After-school tutoring for low-income families in China

By Winnie Tam, Centre for University and School Partnership, The Chinese University of Hong Kong

The after-school tutoring market is huge in China because families want to boost their children’s competitive advantage through paid after-school tutoring. However, the cost is too high for most families who are not high-income. Thus, it is unknown how after-school tutoring impacts the academic performance of children from low-income families (LIFs). Li and colleagues conducted a study to explore the impact of after-school English tutoring on the academic performance of LIF children through a randomized controlled trial.

The sample consisted of 529 7th grade middle school students from registered poor families from five schools in a county in Guizhou Province. While 120 students were randomly assigned to receive a free online English tutoring program; the other 409 students were assigned to a control group. The program reviewed key and difficult points of English lessons from school and provided extended learning to improve students’ ability in drawing inferences, summarizing, and reaching conclusions.

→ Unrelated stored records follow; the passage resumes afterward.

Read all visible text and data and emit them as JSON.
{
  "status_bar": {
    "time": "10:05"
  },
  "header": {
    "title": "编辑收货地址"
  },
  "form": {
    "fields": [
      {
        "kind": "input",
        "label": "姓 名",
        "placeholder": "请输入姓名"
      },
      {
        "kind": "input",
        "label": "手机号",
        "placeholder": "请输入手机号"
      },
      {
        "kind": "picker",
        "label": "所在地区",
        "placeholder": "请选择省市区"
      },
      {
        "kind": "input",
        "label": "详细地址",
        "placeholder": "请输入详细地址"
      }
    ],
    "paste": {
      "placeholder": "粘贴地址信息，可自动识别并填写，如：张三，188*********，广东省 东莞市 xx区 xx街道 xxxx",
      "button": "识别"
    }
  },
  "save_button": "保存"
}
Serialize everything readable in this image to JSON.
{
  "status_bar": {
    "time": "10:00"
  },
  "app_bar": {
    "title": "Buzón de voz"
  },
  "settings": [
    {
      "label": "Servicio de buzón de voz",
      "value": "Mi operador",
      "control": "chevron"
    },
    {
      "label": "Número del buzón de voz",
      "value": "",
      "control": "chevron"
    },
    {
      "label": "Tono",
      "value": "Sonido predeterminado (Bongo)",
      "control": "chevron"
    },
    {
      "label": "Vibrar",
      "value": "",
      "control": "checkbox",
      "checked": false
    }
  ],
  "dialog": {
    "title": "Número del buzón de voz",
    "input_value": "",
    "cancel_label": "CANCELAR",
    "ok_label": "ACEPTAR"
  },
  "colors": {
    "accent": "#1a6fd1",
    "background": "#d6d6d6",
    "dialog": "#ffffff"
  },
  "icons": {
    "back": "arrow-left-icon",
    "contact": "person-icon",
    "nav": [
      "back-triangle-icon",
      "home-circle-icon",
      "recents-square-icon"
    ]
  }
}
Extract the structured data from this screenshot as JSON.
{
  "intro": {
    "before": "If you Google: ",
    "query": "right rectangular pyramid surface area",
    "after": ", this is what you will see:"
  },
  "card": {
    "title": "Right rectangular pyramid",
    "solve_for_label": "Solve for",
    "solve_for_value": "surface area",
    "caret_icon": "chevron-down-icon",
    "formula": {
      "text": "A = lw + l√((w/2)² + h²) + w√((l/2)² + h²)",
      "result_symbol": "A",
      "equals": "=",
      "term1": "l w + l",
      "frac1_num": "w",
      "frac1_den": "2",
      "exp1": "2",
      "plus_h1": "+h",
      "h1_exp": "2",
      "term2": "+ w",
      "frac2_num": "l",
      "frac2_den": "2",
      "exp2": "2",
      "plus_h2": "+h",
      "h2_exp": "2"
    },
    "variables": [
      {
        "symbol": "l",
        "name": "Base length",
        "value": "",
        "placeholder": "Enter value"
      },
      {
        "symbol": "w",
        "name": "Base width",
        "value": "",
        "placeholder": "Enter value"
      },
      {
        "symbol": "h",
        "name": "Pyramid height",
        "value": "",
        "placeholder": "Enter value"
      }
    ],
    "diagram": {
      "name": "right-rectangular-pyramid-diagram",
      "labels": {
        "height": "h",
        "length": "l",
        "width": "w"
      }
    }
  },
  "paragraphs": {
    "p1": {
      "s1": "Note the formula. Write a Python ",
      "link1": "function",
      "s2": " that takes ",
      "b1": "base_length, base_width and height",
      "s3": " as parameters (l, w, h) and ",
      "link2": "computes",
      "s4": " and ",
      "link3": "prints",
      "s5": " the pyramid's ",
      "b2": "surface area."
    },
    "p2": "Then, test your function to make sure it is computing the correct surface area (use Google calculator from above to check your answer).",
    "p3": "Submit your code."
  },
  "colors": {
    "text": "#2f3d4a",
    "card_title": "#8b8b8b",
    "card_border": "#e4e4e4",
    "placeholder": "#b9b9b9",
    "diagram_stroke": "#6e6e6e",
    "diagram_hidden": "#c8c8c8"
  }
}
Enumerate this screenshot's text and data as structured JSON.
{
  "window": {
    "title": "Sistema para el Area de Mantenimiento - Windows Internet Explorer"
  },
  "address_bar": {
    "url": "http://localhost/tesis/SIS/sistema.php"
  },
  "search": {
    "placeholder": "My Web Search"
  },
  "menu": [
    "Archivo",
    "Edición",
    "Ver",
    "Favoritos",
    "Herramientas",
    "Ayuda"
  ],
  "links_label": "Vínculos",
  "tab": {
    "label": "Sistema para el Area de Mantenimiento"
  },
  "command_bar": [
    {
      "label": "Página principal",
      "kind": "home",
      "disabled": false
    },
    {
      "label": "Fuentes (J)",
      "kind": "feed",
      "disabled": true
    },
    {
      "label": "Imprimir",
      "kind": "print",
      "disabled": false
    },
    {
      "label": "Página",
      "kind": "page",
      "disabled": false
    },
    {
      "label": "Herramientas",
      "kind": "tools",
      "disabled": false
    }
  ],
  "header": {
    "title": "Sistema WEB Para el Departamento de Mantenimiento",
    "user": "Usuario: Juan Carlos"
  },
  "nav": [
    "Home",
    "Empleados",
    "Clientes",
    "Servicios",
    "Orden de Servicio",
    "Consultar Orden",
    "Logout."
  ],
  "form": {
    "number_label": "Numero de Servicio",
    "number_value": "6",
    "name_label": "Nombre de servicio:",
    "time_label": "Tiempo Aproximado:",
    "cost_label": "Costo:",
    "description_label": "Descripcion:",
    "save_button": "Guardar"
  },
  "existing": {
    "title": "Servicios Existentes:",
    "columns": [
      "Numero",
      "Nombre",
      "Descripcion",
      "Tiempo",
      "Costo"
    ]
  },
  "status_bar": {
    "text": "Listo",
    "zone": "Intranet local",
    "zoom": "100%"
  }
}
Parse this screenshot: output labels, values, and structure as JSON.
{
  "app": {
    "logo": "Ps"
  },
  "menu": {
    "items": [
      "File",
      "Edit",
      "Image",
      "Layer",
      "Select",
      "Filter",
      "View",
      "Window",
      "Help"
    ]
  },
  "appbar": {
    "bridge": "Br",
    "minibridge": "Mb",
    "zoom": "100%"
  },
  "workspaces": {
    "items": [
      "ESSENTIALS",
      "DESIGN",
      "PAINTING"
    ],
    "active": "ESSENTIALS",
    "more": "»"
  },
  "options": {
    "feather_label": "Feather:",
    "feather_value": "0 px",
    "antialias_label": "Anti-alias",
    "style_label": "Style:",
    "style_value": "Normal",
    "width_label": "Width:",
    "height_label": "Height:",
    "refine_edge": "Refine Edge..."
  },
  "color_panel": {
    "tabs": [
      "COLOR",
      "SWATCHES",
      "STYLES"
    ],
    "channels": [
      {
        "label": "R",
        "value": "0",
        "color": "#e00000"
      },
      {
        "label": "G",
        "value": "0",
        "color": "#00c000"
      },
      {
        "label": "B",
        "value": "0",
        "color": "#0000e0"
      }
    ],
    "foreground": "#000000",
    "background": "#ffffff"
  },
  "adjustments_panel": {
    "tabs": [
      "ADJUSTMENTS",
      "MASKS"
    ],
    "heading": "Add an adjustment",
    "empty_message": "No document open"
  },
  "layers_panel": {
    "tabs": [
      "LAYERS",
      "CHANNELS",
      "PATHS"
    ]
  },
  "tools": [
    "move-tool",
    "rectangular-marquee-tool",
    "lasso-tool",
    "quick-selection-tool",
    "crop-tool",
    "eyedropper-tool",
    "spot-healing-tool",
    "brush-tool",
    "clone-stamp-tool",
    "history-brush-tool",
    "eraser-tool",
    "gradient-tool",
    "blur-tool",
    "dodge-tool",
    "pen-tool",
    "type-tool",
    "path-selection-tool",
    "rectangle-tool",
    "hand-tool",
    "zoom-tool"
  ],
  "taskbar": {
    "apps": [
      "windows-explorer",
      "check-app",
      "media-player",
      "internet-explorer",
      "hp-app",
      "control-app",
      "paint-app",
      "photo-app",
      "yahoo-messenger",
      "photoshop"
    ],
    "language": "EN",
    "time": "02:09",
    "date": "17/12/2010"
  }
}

Students in the treatment group attended the 2-hour online class every Saturday evening for 16 classes during  the first semester of the  2020-2021 school year. Students’ academic achievement was measured by first semester examination scores. After controlling for baseline academic performance and students’ characteristics, results of regression analysis are presented below.

  • The after-school tutoring had a significant positive effect on students’ English scores (ES = +0.30).
  • Students with higher baseline scores benefitted more from the online program (ES = +0.27).
  • Though not significant, a small spillover effect was also found on Chinese learning from the after-school English online tutoring for the students with higher baselines. (ES = +0.22).
  • Though not significant, the impact of the program was slightly higher on boys than girls (ES = +0.20).
  • A positive effect was still found on English learning in the second semester exam scores (ES = +0.28).

The intervention’s effectiveness might be due to the online English tutoring program’s alignment with the learning content in school; it is a high-quality supplementary educational resource. The authors concluded that quality of education and teaching in economically disadvantaged areas needs to improve and that educational assistance to students from LIFs should be increased.